The appellate court cited four reasons why the case could not be subject to a motion to dismiss. First, Keith pointed to reports of at least 54 incidents of sexual misconduct and 33 incidents of undue familiarity involving staff and prisoners at TCF between 2005 and 2009, and to a 2005 lawsuit over strip searches at TCF, suggesting that Koerner had knowledge of those incidents.
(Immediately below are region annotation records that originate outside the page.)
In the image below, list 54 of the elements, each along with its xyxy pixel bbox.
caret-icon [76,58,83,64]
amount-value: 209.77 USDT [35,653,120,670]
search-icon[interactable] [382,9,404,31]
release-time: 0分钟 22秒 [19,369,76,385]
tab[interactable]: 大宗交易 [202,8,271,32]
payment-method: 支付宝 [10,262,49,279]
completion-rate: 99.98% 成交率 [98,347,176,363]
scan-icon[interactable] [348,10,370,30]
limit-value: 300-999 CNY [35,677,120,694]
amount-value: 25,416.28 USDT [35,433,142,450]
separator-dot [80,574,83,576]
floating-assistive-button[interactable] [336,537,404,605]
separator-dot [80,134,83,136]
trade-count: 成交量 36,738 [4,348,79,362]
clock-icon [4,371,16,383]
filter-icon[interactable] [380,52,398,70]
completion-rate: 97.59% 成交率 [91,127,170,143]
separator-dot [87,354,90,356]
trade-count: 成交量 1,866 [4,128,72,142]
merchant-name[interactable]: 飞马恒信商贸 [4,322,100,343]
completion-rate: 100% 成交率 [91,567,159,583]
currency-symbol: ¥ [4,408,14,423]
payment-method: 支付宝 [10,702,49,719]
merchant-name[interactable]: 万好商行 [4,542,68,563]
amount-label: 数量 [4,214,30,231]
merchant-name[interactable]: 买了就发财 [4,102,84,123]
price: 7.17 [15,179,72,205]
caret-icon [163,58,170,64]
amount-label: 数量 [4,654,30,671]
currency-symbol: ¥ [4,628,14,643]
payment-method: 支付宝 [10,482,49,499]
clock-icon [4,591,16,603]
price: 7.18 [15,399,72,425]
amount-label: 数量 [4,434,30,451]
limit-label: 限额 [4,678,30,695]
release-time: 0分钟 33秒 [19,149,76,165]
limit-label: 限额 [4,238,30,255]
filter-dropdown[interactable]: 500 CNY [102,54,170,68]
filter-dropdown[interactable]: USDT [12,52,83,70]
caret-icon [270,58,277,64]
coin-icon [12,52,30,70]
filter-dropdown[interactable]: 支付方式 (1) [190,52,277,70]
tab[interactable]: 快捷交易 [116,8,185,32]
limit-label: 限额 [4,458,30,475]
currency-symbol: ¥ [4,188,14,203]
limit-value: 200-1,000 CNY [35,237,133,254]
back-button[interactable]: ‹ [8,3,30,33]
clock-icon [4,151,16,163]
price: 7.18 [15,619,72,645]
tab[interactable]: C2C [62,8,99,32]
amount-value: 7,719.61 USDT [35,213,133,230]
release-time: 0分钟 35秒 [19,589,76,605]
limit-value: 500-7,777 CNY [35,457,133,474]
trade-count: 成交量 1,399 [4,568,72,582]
Next, she pointed to the Post Audit Report’s findings of inconsistent staff discipline, failure to investigate and failure to terminate employees in response to substantiated complaints of sexual misconduct and undue familiarity.

Third, she alleged facts that tended to show the existence of structural policy issues that contributed to sexual misconduct at TCF. On that point, the Post Audit Report noted that “policy decisions – particularly decisions not to address known problems with the vocational training program and the insufficient use of cameras to monitor inmates and staff – made TCF ‘ripe for staff misconduct.’” Finally, Keith alleged that a lack of training programs tailored to the all-female population at TCF contributed to sexual misconduct at the facility.

The Court of Appeals concluded that those allegations, which must be accepted as true when considering a motion to dismiss, were sufficient to defeat a grant of qualified immunity to the defendants. The district court’s judgment was therefore affirmed and the case remanded for further proceedings, where it remains pending. See: Keith v. Koerner, 707 F.3d 1185 (10th Cir. 2013).

In February 2013, Gallardo was sentenced in an unrelated federal prosecution to five years in prison and five years on supervised release for possessing firearms during a drug-related crime that involved distribution of methamphetamine. On April 5, 2013, the Kansas Court of Appeals held that Gallardo was not required to register as a sex offender as part of his state conviction for unlawful sexual relations. See: State v. Gallardo, 48 Kan. App. 2d 756, 300 P.3d 89 (Kan. Ct. App. 2013).